How to prepare for pension recycling

The government has given more detail on how its pension reforms will work from next April. The most interesting aspect is that it’s now clear that there will be opportunities for ‘pension recycling’.

In other words, some folk will be able to take tax-free money from their pension, and then reinvest it back into their pension pot with a further tax break. So how might this work?

First, let’s look at the two main options that are being planned for those who want to withdraw large sums from their pension. If you’re over 55, your first option from April will be a ‘flexi-access drawdown fund’ – already christened ‘Fads’. This is similar to the ‘flexible drawdown’ we have today.

Say you have a £100,000 pot. You can transfer it into a Fad, then withdraw the money as and when you see fit. The first £25,000 (25%) you withdraw will be tax-free. After that, you’ll pay your marginal rate of income tax on further withdrawals.

If you die before you reach 75, your descendants can inherit your remaining pot, but they may have to pay a 55% tax charge on at least some of it.

Your other main option is to go for an uncrystallised fund pension lump sum (UFPLS). As with flexible drawdown, you have the freedom to withdraw as much or as little as you want. The main difference is that when you withdraw £10,000 from a £100,000 pot, £2,500 will be tax-free, while you’ll have to pay income tax on the remaining £7,500.
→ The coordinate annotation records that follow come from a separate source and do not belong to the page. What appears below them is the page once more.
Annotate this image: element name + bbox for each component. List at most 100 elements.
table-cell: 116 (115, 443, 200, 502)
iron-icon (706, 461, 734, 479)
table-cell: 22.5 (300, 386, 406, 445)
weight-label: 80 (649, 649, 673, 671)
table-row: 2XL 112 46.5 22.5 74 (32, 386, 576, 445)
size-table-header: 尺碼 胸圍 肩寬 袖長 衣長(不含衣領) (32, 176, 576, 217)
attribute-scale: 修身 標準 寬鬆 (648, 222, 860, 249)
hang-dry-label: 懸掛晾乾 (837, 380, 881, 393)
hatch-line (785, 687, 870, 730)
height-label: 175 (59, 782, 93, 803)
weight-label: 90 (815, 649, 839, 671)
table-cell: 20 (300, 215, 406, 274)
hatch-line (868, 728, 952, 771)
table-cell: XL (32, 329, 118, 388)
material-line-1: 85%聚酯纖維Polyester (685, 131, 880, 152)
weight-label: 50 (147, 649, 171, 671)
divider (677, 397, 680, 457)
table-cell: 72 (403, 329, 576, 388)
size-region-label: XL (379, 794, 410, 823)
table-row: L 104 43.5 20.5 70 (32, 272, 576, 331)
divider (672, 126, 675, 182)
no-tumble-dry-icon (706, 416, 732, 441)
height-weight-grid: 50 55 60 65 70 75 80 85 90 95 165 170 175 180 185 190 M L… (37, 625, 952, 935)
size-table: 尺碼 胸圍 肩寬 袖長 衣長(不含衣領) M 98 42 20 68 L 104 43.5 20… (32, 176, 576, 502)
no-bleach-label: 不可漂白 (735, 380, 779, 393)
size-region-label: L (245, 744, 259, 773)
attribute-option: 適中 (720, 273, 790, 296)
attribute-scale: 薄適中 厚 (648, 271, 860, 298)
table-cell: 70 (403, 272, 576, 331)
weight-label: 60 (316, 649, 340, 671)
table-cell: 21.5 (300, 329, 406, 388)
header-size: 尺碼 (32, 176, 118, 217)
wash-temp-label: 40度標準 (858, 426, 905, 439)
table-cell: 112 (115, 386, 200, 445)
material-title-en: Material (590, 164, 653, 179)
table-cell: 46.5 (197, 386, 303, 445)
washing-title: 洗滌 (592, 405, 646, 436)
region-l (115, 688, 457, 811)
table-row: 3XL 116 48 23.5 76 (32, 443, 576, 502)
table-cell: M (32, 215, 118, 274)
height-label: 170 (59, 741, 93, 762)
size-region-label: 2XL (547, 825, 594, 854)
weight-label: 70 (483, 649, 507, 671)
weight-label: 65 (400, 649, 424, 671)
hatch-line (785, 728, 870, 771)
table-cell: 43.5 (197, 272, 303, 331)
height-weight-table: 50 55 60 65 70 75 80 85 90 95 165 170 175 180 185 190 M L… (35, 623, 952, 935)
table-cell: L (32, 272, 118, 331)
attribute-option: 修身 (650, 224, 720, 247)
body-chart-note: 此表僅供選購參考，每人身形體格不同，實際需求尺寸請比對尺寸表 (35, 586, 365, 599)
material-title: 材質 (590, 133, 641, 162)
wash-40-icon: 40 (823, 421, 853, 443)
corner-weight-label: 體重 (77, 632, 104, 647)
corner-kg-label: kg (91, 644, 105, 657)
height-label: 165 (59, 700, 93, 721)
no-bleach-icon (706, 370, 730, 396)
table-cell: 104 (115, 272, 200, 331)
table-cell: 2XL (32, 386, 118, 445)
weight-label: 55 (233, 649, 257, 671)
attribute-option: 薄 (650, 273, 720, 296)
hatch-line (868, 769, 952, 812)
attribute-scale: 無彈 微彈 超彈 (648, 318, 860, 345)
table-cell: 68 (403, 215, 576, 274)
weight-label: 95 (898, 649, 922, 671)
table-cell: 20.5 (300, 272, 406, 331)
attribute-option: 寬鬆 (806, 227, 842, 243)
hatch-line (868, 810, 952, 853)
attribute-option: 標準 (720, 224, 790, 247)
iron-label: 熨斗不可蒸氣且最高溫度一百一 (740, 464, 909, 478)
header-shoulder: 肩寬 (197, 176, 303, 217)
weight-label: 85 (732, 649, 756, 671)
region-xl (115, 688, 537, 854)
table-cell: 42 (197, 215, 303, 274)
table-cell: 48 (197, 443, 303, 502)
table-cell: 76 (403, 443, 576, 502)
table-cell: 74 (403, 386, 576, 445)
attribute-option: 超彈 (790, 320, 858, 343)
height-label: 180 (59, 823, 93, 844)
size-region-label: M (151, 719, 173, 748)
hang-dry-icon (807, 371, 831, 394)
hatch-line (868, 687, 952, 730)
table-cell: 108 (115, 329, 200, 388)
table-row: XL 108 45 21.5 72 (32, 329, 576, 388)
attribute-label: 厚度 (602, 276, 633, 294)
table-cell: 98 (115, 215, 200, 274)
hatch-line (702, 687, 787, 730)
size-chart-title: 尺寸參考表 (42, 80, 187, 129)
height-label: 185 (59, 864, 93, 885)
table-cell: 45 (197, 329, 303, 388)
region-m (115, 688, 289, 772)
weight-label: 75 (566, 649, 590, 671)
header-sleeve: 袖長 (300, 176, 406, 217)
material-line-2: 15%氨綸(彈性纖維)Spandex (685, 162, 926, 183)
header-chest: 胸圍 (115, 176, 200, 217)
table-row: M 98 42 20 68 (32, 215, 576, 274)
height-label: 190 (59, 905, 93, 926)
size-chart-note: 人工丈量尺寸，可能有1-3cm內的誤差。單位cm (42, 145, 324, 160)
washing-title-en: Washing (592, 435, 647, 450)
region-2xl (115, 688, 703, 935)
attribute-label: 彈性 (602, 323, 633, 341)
Then as you withdraw further cash, 25% of each withdrawal will be tax-free. The big advantage of UFPLS is that if you die before you’re 75, any remaining money in your pot won’t be liable for a ‘death charge’.

Once you start withdrawing, regardless of the method, you can only pay up to £10,000 a year into your pension (rather than £40,000). Still, that £10,000 is significant and may allow you to profit from ‘pension recycling’.

Here’s an example: say you’re already taking an income from your pension, and your total income is at least £10,000 a year. You can pay in £8,000 to your pension, and if you’re a basic-rate taxpayer, the tax office will boost that to £10,000. You can then withdraw this £10,000.

If you’re doing it via a UFPLS, you’ll get £2,500 tax free and pay 20% tax on the remaining £7,500. So you’ve had a £2,000 boost from HMRC and paid just £1,500 in tax, making a £500 profit. If you’re a low earner you may be able to make an even bigger profit, as you don’t have to pay any income tax on your first £10,000 in income.

There are several other similar opportunities for recycling, so it looks like we’ll see plenty of schemes along these lines from next April.